Sheryl Lee as Laura Palmer and Kyle Maclachlan as Dale Cooper in a still from ‘Twin Peaks’
Here, empathy is imparted to these characters with a delicate nuance. Leland, as it turns out, was also sexually abused by his grandfather. While this explains his perpetuation of the same abuse, it does not, by any means, justify it. Leland is still portrayed as the devil incarnate, and is revealed to be the culprit.

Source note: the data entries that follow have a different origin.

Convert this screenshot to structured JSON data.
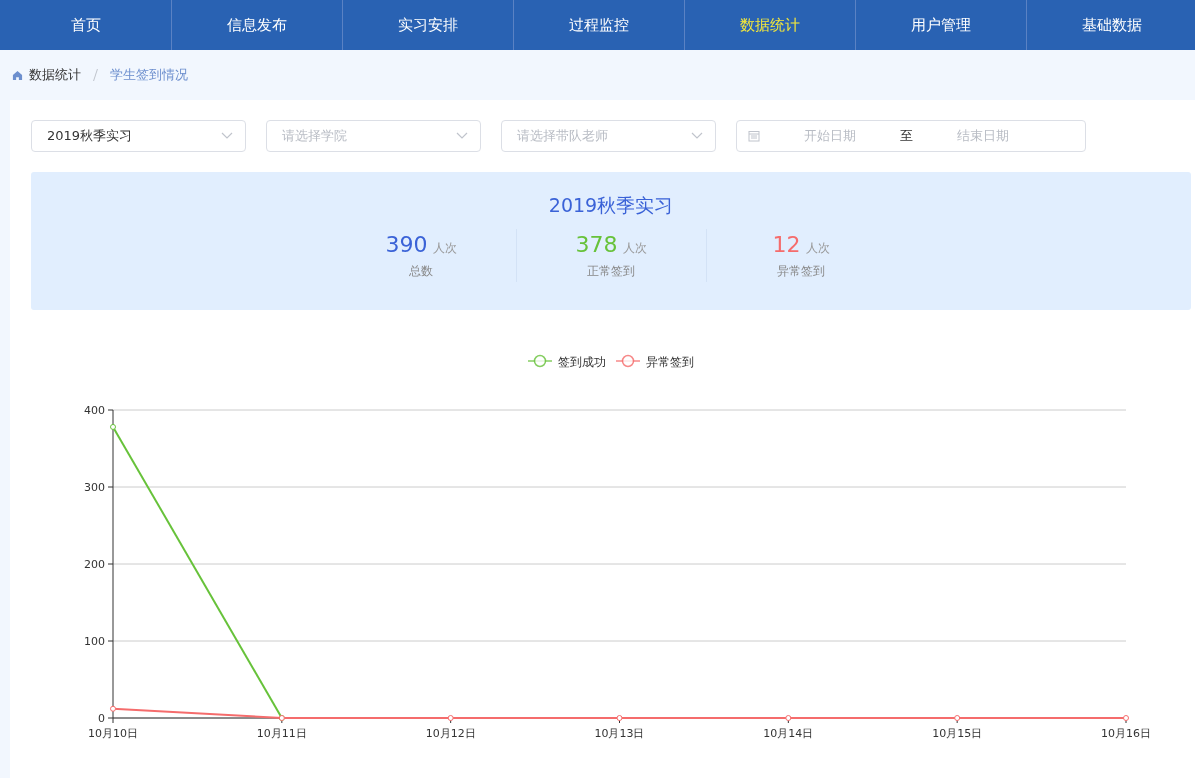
{
  "nav": {
    "tabs": [
      {
        "label": "首页",
        "selected": false
      },
      {
        "label": "信息发布",
        "selected": false
      },
      {
        "label": "实习安排",
        "selected": false
      },
      {
        "label": "过程监控",
        "selected": false
      },
      {
        "label": "数据统计",
        "selected": true
      },
      {
        "label": "用户管理",
        "selected": false
      },
      {
        "label": "基础数据",
        "selected": false
      }
    ]
  },
  "breadcrumb": [
    "数据统计",
    "学生签到情况"
  ],
  "filters": {
    "selects": [
      {
        "value": "2019秋季实习"
      },
      {
        "placeholder": "请选择学院"
      },
      {
        "placeholder": "请选择带队老师"
      }
    ],
    "date_range": {
      "start_placeholder": "开始日期",
      "separator": "至",
      "end_placeholder": "结束日期"
    }
  },
  "summary": {
    "title": "2019秋季实习",
    "stats": [
      {
        "value": "390",
        "unit": "人次",
        "label": "总数",
        "color": "#3a62d7"
      },
      {
        "value": "378",
        "unit": "人次",
        "label": "正常签到",
        "color": "#67c23a"
      },
      {
        "value": "12",
        "unit": "人次",
        "label": "异常签到",
        "color": "#f56c6c"
      }
    ]
  },
  "chart": {
    "chart_data": {
      "type": "line",
      "categories": [
        "10月10日",
        "10月11日",
        "10月12日",
        "10月13日",
        "10月14日",
        "10月15日",
        "10月16日"
      ],
      "series": [
        {
          "name": "签到成功",
          "color": "#67c23a",
          "marker": "circle",
          "values": [
            378,
            0,
            null,
            null,
            null,
            null,
            null
          ]
        },
        {
          "name": "异常签到",
          "color": "#f56c6c",
          "marker": "circle",
          "values": [
            12,
            0,
            0,
            0,
            0,
            0,
            0
          ]
        }
      ],
      "grid": true,
      "legend": true,
      "ylim": [
        0,
        400
      ],
      "yticks": [
        0,
        100,
        200,
        300,
        400
      ]
    }
  }
}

In the final scene of the spinoff film, Twin Peaks: Fire Walk With Me, which depicts Laura’s last day on earth, Laura, now dead, is seen in the red room, a realm frequented by various characters of the show from time to time. She is visited by an angel and begins to smile widely as she weeps heavily, with a sense of relief. The detective who unravelled the mystery, Dale Cooper (played again by Kyle Maclahlan), stands beside her, hand on her shoulder, a vision of empathy, not truly understanding, but understanding.

In a turbulent world of sexual abuse, constant objectification, a flattening of personhood into archetype, death was the highest act of kindness that Lynch could bequeath upon his most polarising starlet.